Oriflame de Chile S.A. / SII Direccion Regional Metropolitana Santiago Oriente
Texto de la sentencia
Se deja constancia que se anunciaron apara alegar, escucharon relación y alegaron, Alfonso Mora, por el recurso, y Christian Anguita, contra el recurso. Santiago, diez de abril de dos mil dieciocho.
Gastón Villagra Santander.
Relator.
C.A. de Santiago
Santiago, diez de abril de dos mil dieciocho.
A fojas 257 y 258: Téngase presente.
Vistos:
Se reproduce la sentencia en alzada.
Y teniendo además presente:
1°) Que, tal como lo ha sostenido esta Corte en reiteradas oportunidades, dado el sistema de autodeterminación tributaria vigente en nuestra legislación, resulta evidente que quien requiera aprovechar los beneficios que la Ley de la Renta –excepcionales en nuestra legislación-, debe probar la concurrencia de sus requisitos o, en su defecto, la forma en que ha determinado su declaración tributaria, conforme al artículo 21 del Código Tributario;
2°) Que es un hecho de la causa que el contribuyente no aportó antecedentes en sede administrativa;
3°) Que, de este modo, en sede judicial correspondía que el reclamante proporcionara los antecedentes necesarios para estimar la deducción de costos, como asimismo sostener los ingresos no renta y los gastos propios del ejercicio.
Así, en relación con la enajenación del bien raíz, encontrándose en la situación de excepción del numeral 8 del artículo 17 de la Ley de la Renta a la época de los hechos, es el propio actor el que debe acreditar que el monto deducido a título de costos sea efectivo.
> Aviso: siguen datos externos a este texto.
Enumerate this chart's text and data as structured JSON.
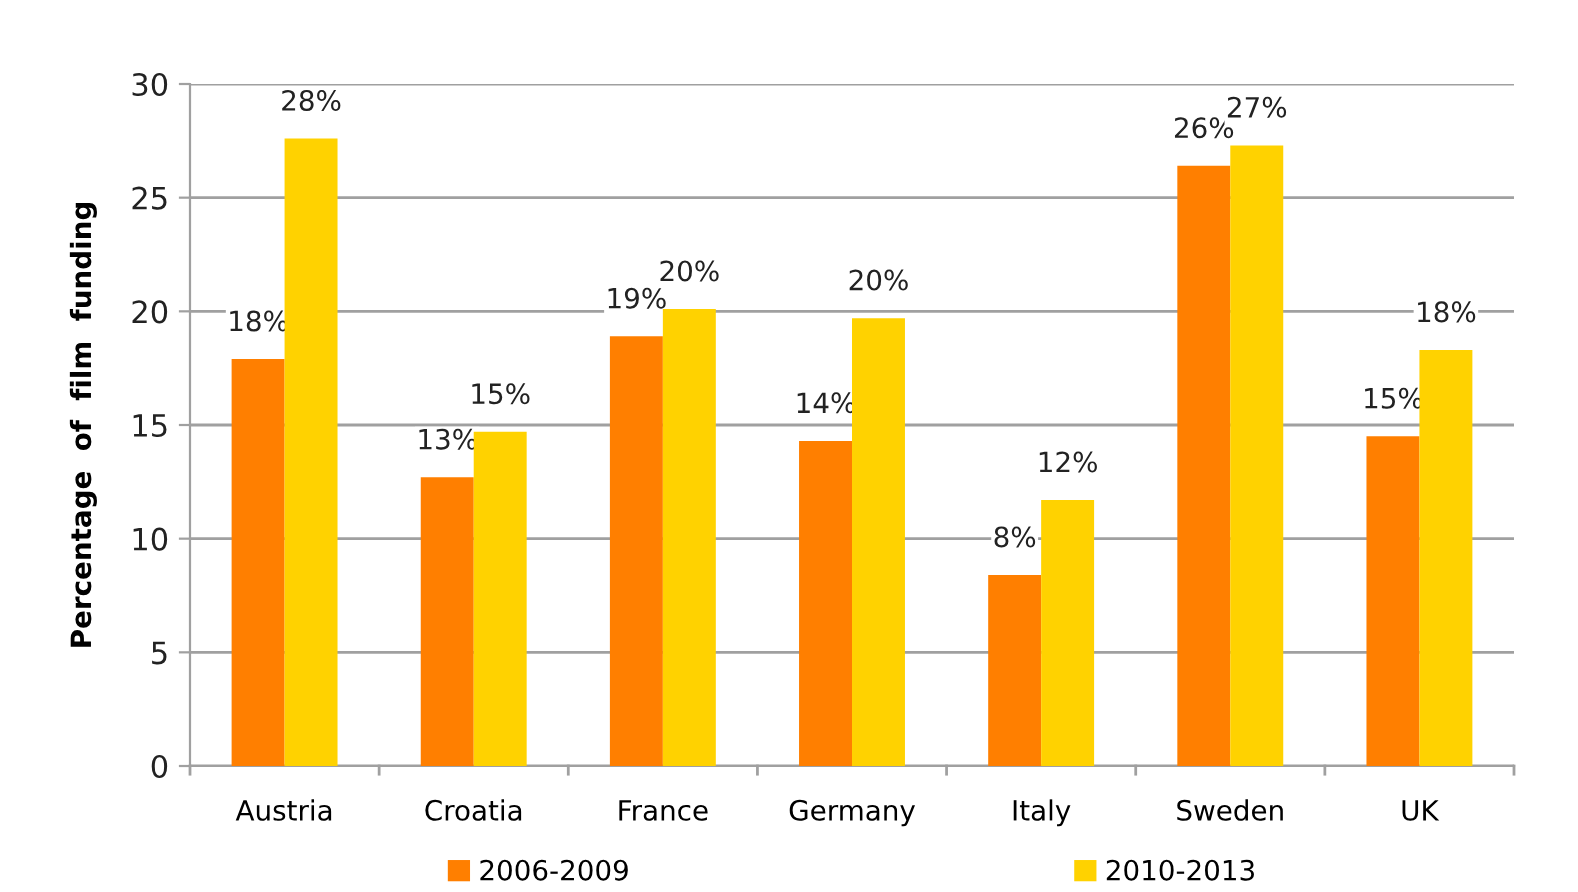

Es por eso que el Servicio de Impuestos Internos exige que se acredite que los montos declarados son reales, esto es, que hayan ingresado debidamente a la contabilidad y que se encuentren pagados pues, de lo contrario, de atenerse solamente a la declaración contenida en las escrituras públicas de compraventa, podrían crearse costos o gastos ficticios, máxime si se indica en ellos que se pagaron al contado y que la declaración aludida sólo produce el efecto de su veracidad de así haberse estampado que afecta a las partes involucradas y no frente a terceros, bastando para ello el tenor del artículo 1700 inciso primero del Código Civil.
Por su parte, y en relación a las discrepancias en las declaraciones contenidas en los Formularios 22 y Formularios 29 del año tributario en estudio, esta Corte coincide con lo resuelto por el a quo, por cuanto la parte reclamante no da argumentos suficientes para estimar que, para todos los efectos legales, no son ingresos afectos al impuesto a la renta.
Finalmente, en lo relativo al gasto y citando las cuentas que componen dicho acápite, estos sentenciadores echan de menos el aporte de antecedentes íntegros por cada ítem y la rendición de pruebas idóneas para acreditar la existencia de dicho gasto, puesto que si bien se ha venido diciendo que estas cuentas conforman gastos relacionados con el ejercicio, no se han acreditado de manera adecuada sus resultados y anotaciones contables en torno a ellas.
4°) Que, en consecuencia, no existe mérito para enervar lo decidido por el a quo.
Por estas consideraciones, y visto además lo dispuesto en los artículos 139 y siguientes del Código Tributario, se confirma la sentencia apelada de veinte de julio de dos mil diecisiete, escrita a fojas 192 y siguientes.
Regístrese y devuélvase.
N°Tributario y Aduanero-Ant-262-2017.
Pronunciada por la Undécima Sala, integrada por los Ministros señor Juan Manuel Muñoz Pardo, señor Jorge Luis Zepeda Arancibia y señor Fernando Ignacio Carreño Ortega. Autoriza el (la) ministro de fe de esta Iltma. Corte de Apelaciones de Santiago. En Santiago, diez de abril de dos mil dieciocho, se notificó por el estado diario la resolución que antecede.